A child's initial inventory of associations is almost nil. But eventually it
accumulates enough aural experience where, say, the sound "Daddy" calls to
mind the vision of the guy who needs a shave . Some people will claim the baby
eventually comes to "understand" what the sound "Daddy" "means".
So I suggested the "boundary" -- Kate's word -- between the raw sense data
and "understanding" it, could, to a degree, be accepted as the instant
between
the arrival of the sense-data sound and the first association. (Guaranteed:
The baby will never come to what I'd agree to call fully "understanding" his
Daddy. Remember 'understanding' is Kate's word, not mine. Every time I think
of varieties of what might be called "understanding", I think of it as a matter
of degree.) If the baby has no accumulated association with the sound, he'll
draw as much of a blank as I probably would if I heard a word in Mongolian.

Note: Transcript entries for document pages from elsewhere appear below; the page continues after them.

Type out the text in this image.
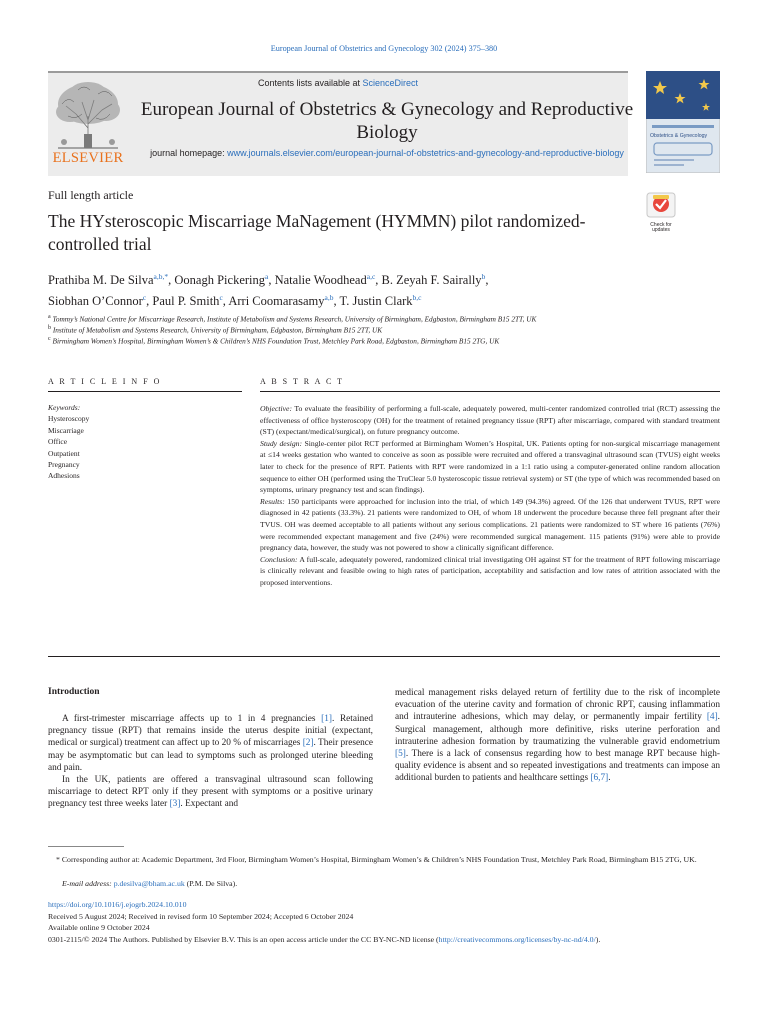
European Journal of Obstetrics and Gynecology 302 (2024) 375–380
ELSEVIER
Contents lists available at ScienceDirect
European Journal of Obstetrics & Gynecology and Reproductive Biology
journal homepage: www.journals.elsevier.com/european-journal-of-obstetrics-and-gynecology-and-reproductive-biology
Obstetrics & Gynecology
Full length article
The HYsteroscopic Miscarriage MaNagement (HYMMN) pilot randomized-controlled trial
Check for updates
Prathiba M. De Silva$^{a,b,*}$, Oonagh Pickering$^a$, Natalie Woodhead$^{a,c}$, B. Zeyah F. Sairally$^b$,
Siobhan O’Connor$^c$, Paul P. Smith$^c$, Arri Coomarasamy$^{a,b}$, T. Justin Clark$^{b,c}$
$^a$ Tommy’s National Centre for Miscarriage Research, Institute of Metabolism and Systems Research, University of Birmingham, Edgbaston, Birmingham B15 2TT, UK
$^b$ Institute of Metabolism and Systems Research, University of Birmingham, Edgbaston, Birmingham B15 2TT, UK
$^c$ Birmingham Women’s Hospital, Birmingham Women’s & Children’s NHS Foundation Trust, Metchley Park Road, Edgbaston, Birmingham B15 2TG, UK
A R T I C L E I N F O	A B S T R A C T
Keywords:
Hysteroscopy
Miscarriage
Office
Outpatient
Pregnancy
Adhesions

Objective: To evaluate the feasibility of performing a full-scale, adequately powered, multi-center randomized controlled trial (RCT) assessing the effectiveness of office hysteroscopy (OH) for the treatment of retained pregnancy tissue (RPT) after miscarriage, compared with standard treatment (ST) (expectant/medical/surgical), on future pregnancy outcome.

Study design: Single-center pilot RCT performed at Birmingham Women’s Hospital, UK. Patients opting for non-surgical miscarriage management at ≤14 weeks gestation who wanted to conceive as soon as possible were recruited and offered a transvaginal ultrasound scan (TVUS) eight weeks later to check for the presence of RPT. Patients with RPT were randomized in a 1:1 ratio using a computer-generated online random allocation sequence to either OH (performed using the TruClear 5.0 hysteroscopic tissue retrieval system) or ST (the type of which was recommended based on symptoms, urinary pregnancy test and scan findings).

Results: 150 participants were approached for inclusion into the trial, of which 149 (94.3%) agreed. Of the 126 that underwent TVUS, RPT were diagnosed in 42 patients (33.3%). 21 patients were randomized to OH, of whom 18 underwent the procedure because three fell pregnant after their TVUS. OH was deemed acceptable to all patients without any serious complications. 21 patients were randomized to ST where 16 patients (76%) were recommended expectant management and five (24%) were recommended surgical management. 115 patients (91%) were able to provide pregnancy data, however, the study was not powered to show a clinically significant difference.

Conclusion: A full-scale, adequately powered, randomized clinical trial investigating OH against ST for the treatment of RPT following miscarriage is clinically relevant and feasible owing to high rates of participation, acceptability and satisfaction and low rates of attrition associated with the proposed interventions.

Introduction

A first-trimester miscarriage affects up to 1 in 4 pregnancies [1]. Retained pregnancy tissue (RPT) that remains inside the uterus despite initial (expectant, medical or surgical) treatment can affect up to 20 % of miscarriages [2]. Their presence may be asymptomatic but can lead to symptoms such as prolonged uterine bleeding and pain.

In the UK, patients are offered a transvaginal ultrasound scan following miscarriage to detect RPT only if they present with symptoms or a positive urinary pregnancy test three weeks later [3]. Expectant and

medical management risks delayed return of fertility due to the risk of incomplete evacuation of the uterine cavity and formation of chronic RPT, causing inflammation and intrauterine adhesions, which may delay, or permanently impair fertility [4]. Surgical management, although more definitive, risks uterine perforation and intrauterine adhesion formation by traumatizing the vulnerable gravid endometrium [5]. There is a lack of consensus regarding how to best manage RPT because high-quality evidence is absent and so repeated investigations and treatments can impose an additional burden to patients and healthcare settings [6,7].

* Corresponding author at: Academic Department, 3rd Floor, Birmingham Women’s Hospital, Birmingham Women’s & Children’s NHS Foundation Trust, Metchley Park Road, Birmingham B15 2TG, UK.
E-mail address: p.desilva@bham.ac.uk (P.M. De Silva).
https://doi.org/10.1016/j.ejogrb.2024.10.010
Received 5 August 2024; Received in revised form 10 September 2024; Accepted 6 October 2024
Available online 9 October 2024
0301-2115/© 2024 The Authors. Published by Elsevier B.V. This is an open access article under the CC BY-NC-ND license (http://creativecommons.org/licenses/by-nc-nd/4.0/).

It's true that babies have "instinctive" reactions to external stimulations,
reactions they are apparently born with. Take away a baby's physical support
and she starts to fall, she will cry out. Maybe that's one. Why that elicits
discomfort even though she's never actually fallen is a matter of dispute, I
assume. But the association between the utterance "Daddy" and that particular
unshaven face isn't instinctive. It's learned. And when it's Mommy whose face
heaves up, the association probably comes to be, "Ah! Dinner's coming!"
I'd guess some listers, when they read Kate's phrase, "the moment of seeing
where parts of things assume their shape", will immediately find themselves
with a notion of their own. They'll say, "Hey, I know what she means!" No they
don't. All they "know" are the (various) notions that came to their minds.
So while try to piece together a notion based on that phrase, I realize
there's a good chance it will be nothing like what Kate had in mind.
I'll begin by changing some wording to say, "BEGIN to assume their shape").
Much of notion tends to be cumulative. Then I'll try this. Let's say we get a
quick glimpse of the back of a head in a crowd. It "reminds" us of George. A
flood of associations with George rush to mind. We chase the guy and discover
it's not George after all.
That moment, when raw sense data summon up associations, is an answer that
comes to my mind in response to Kate's question, "What's the boundary between
sense data and (some sort of) understanding".
But Kate disapproves of this thinking. "Apparently you go straight to
cultural associations and skip the moment of seeing where parts of things
assume
their shape." I'm saying that my notion of "shape" here is the bundle of
associations that help me interpret the sense data, "make sense" of it. If Kate
means
by "shape" the vision of the back of that head in the crowd, then my response
is that visual sense data ARRIVES in a shape. My basic ploint is that without a
bank of association, and this lump of links in our heads that first
"receives" and throws it up on our inner screen, and then scurries about
pulling up
associations, the sense data would be all but worthless to us.
If a lister should now complain that all this rumination seems rambling and
fruitless, I will heartily agree. And I will claim it's fruitless because the
original terms were too ambiguous, vague, general, "fuzzy". I would hope the
same lister would not simultaneously criticise my ongoing policy of pushing for
as much initial clarification of terms and notion as can be provided.
Kate naughtily goes on:
> "This is probably why you have
> trouble with cell phones, wondering if those
> things with numbers are buttons."
>
I don't have trouble with them. I simply don't own one. If I did, I
confidently believe I could learn how to work them (though, speaking of
"understanding", not WHY they work, which I'm certain Kate doesn't know
either). What the
hell, we have a complicated alleged "state-of-the-art" Blu Ray tv with three
required remotes, and whenever one of the housekeepers hits the wrong button
they
come running to me and I get it running again. I know I then look a lot more
knowledgeable than I am, prompting me to feel unjustifiably smug.